The native calmness, patience, and devoted faithfulness of the Shepherd’s Dog, render him insensible to all attractions beyond the arduous duties connected with the flock under his care. When once properly trained, he not only becomes perfectly acquainted with the extent of his beat, but also with every individual in the flock; he will most correctly select his own, and drive off such as encroach on his limits. This appears the more extraordinary, when we consider the vast extent of mountain country and the numerous flocks committed to the charge of a single shepherd, a duty which he could not possibly perform but for the invaluable services of this sagacious animal. A word or signal from him will direct the dog so as to conduct the flock to any point required, and that signal he will obey with energy and unerring certainty.

The labour of a shepherd, with the assistance of a dog, is comparatively an easy task; but without one we can hardly suppose an occupation more arduous. Indeed, without the aid of this animal, it would be next to impossible to collect flocks in those extensive and precipitous tracts of mountain-land where the sheep delight to graze, and which in many places are quite inaccessible to man.
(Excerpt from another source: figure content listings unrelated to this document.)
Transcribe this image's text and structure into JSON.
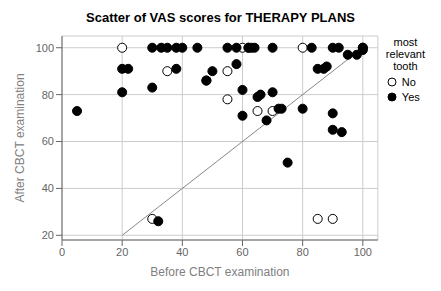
{
  "chart_data": {
    "type": "scatter",
    "title": "Scatter of VAS scores for THERAPY PLANS",
    "x_label": "Before CBCT examination",
    "y_label": "After CBCT examination",
    "legend_title": "most\nrelevant\ntooth",
    "xlim": [
      0,
      105
    ],
    "ylim": [
      18,
      105
    ],
    "xticks": [
      0,
      20,
      40,
      60,
      80,
      100
    ],
    "yticks": [
      20,
      40,
      60,
      80,
      100
    ],
    "grid": true,
    "legend": "upper right",
    "series": [
      {
        "type": "line",
        "color": "#888888",
        "x": [
          20,
          100
        ],
        "values": [
          20,
          100
        ]
      },
      {
        "name": "No",
        "type": "scatter",
        "marker": "circle",
        "color": "white",
        "x": [
          20,
          35,
          55,
          55,
          60,
          62,
          65,
          70,
          80,
          85,
          90,
          30
        ],
        "values": [
          100,
          90,
          90,
          78,
          100,
          100,
          73,
          73,
          100,
          27,
          27,
          27
        ]
      },
      {
        "name": "Yes",
        "type": "scatter",
        "marker": "circle",
        "color": "black",
        "x": [
          5,
          20,
          20,
          22,
          30,
          30,
          32,
          33,
          35,
          38,
          38,
          40,
          45,
          48,
          48,
          50,
          55,
          58,
          58,
          60,
          60,
          62,
          63,
          64,
          65,
          66,
          68,
          70,
          70,
          72,
          73,
          75,
          80,
          83,
          85,
          87,
          88,
          90,
          90,
          90,
          92,
          93,
          95,
          98,
          100,
          100,
          100
        ],
        "values": [
          73,
          81,
          91,
          91,
          100,
          83,
          26,
          100,
          100,
          91,
          100,
          100,
          100,
          86,
          86,
          90,
          100,
          100,
          93,
          82,
          71,
          100,
          100,
          100,
          79,
          80,
          69,
          100,
          81,
          74,
          74,
          51,
          74,
          100,
          91,
          91,
          92,
          72,
          100,
          65,
          100,
          64,
          97,
          97,
          100,
          99,
          100
        ]
      }
    ]
  }
}
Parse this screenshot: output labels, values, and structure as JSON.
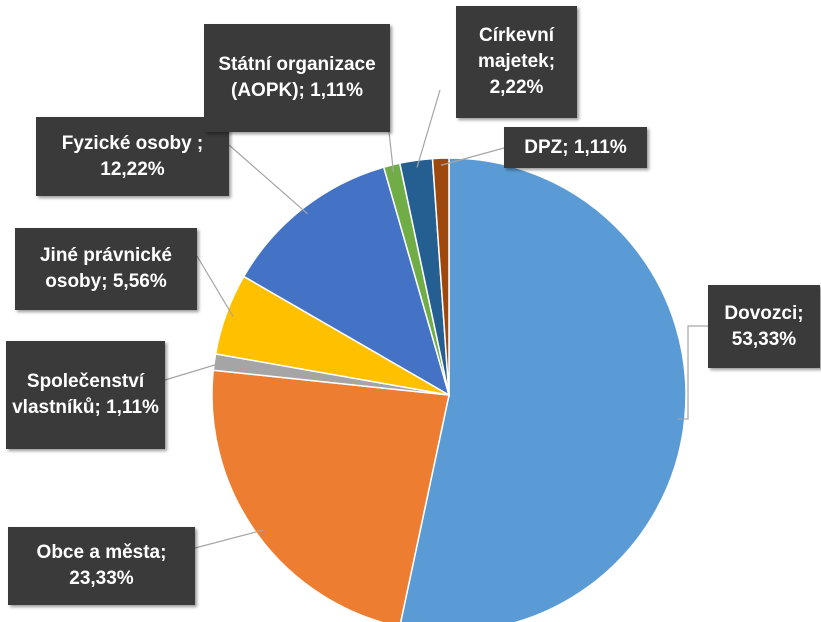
{
  "chart_data": {
    "type": "pie",
    "categories": [
      "Dovozci;",
      "Obce a města;",
      "Společenství vlastníků;",
      "Jiné právnické osoby;",
      "Fyzické osoby ;",
      "Státní organizace (AOPK);",
      "Církevní majetek;",
      "DPZ;"
    ],
    "values": [
      53.33,
      23.33,
      1.11,
      5.56,
      12.22,
      1.11,
      2.22,
      1.11
    ],
    "value_labels": [
      "53,33%",
      "23,33%",
      "1,11%",
      "5,56%",
      "12,22%",
      "1,11%",
      "2,22%",
      "1,11%"
    ],
    "colors": [
      "#5b9bd5",
      "#ed7d31",
      "#a5a5a5",
      "#ffc000",
      "#4472c4",
      "#70ad47",
      "#255e91",
      "#9e480e"
    ]
  }
}
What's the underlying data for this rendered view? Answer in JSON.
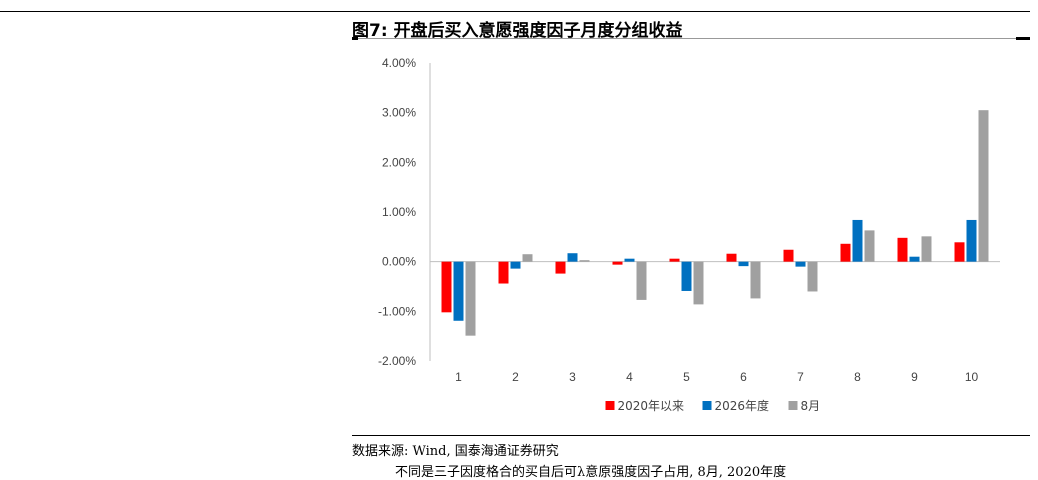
{
  "figure": {
    "title": "图7: 开盘后买入意愿强度因子月度分组收益",
    "source": "数据来源: Wind, 国泰海通证券研究",
    "note": "不同是三子因度格合的买自后可λ意原强度因子占用, 8月, 2020年度"
  },
  "chart_data": {
    "type": "bar",
    "categories": [
      "1",
      "2",
      "3",
      "4",
      "5",
      "6",
      "7",
      "8",
      "9",
      "10"
    ],
    "series": [
      {
        "name": "2020年以来",
        "color": "#ff0000",
        "values": [
          -1.02,
          -0.44,
          -0.24,
          -0.06,
          0.06,
          0.16,
          0.24,
          0.36,
          0.48,
          0.39
        ]
      },
      {
        "name": "2026年度",
        "color": "#0070c0",
        "values": [
          -1.19,
          -0.14,
          0.17,
          0.06,
          -0.59,
          -0.09,
          -0.1,
          0.84,
          0.1,
          0.84
        ]
      },
      {
        "name": "8月",
        "color": "#a0a0a0",
        "values": [
          -1.49,
          0.15,
          0.03,
          -0.77,
          -0.86,
          -0.74,
          -0.6,
          0.63,
          0.51,
          3.05
        ]
      }
    ],
    "y_ticks": [
      "4.00%",
      "3.00%",
      "2.00%",
      "1.00%",
      "0.00%",
      "-1.00%",
      "-2.00%"
    ],
    "ylim": [
      -2,
      4
    ],
    "legend_position": "bottom",
    "grid": false
  }
}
Many have supposed that this dog is naturally sleepy and indolent, as, when unemployed in the way which he seems conscious he was formed for, he is generally seen reposing by the side of his master. He is seldom observed running about in an active and sportive manner like other dogs, and, unlike most others of his species, too, he seldom receives the caresses of strangers, but generally regards them with a suspicious eye, or, with an appearance of timidity, endeavours to shun them altogether. Nor is he by any means that indolent and sullen animal which he appears to be. On the contrary, he is perhaps, of all other dogs, the most sagacious, affectionate, faithful, and active, possessing the greatest share of comprehension, penetration, and even courage. All those impressions so unfavourable to the general character of this dog originate in mistake, inasmuch as he seems to consider the tending of the flock the business of his life; and the frequent excursions he necessarily makes during the day afford him sufficient exercise. Accustomed to see none but his master in those dreary and generally unfrequented wilds, he naturally acquires a thoughtful and expressive gravity; and; like man himself, when unaccustomed to society, he becomes habitually taciturn and shy. We are here speaking of him in situations remotely situated; for where he is accustomed to see strangers, he shows all the amiable qualities of other dogs.

We shall adduce sufficient anecdotes of the Sheep Dog to prove his moral nature, and the sagacity, gratitude, and self-denial of this truly faithful creature.

The Shepherd’s Dog, from being inured to all weathers, is naturally hardy; and, accustomed to fatigue and hunger, he is the least voracious of the species, and can subsist upon a scanty allowance.

If a shepherd is travelling with his flock to a distance, his dog will only repose close to his feet; and should he wish to leave them for the purpose of taking refreshment, he has only to intimate his intention to his dog, and, in his absence, he will guard the sheep with as much care, and keep them within due bounds, as well as he himself could have done. Although left alone for hours, a well-trained dog always keeps the flock within the limits of a made road, even although there are no fences; he watches every avenue and cross-path that leads from it, where he posts himself until they are all past, threatening every one who attempts to move that way; and should any of them escape, he pursues them, and will force them back to their companions without injuring them.

The breed of this dog is preserved with the greatest attention to purity in the north of England, and in the Highlands of Scotland, where his services are invaluable. The Shepherd’s Dog of this country, with all his good qualities, is still greatly inferior in point of size and strength to those of the Alps, and of that extensive range of mountains which divide France from Spain, as well as to the variety which is found in the neighbourhood of Caucasus.

In this country there are two kinds of this dog,— that used by shepherds, which is of a small size, and the breed used by drovers and butchers.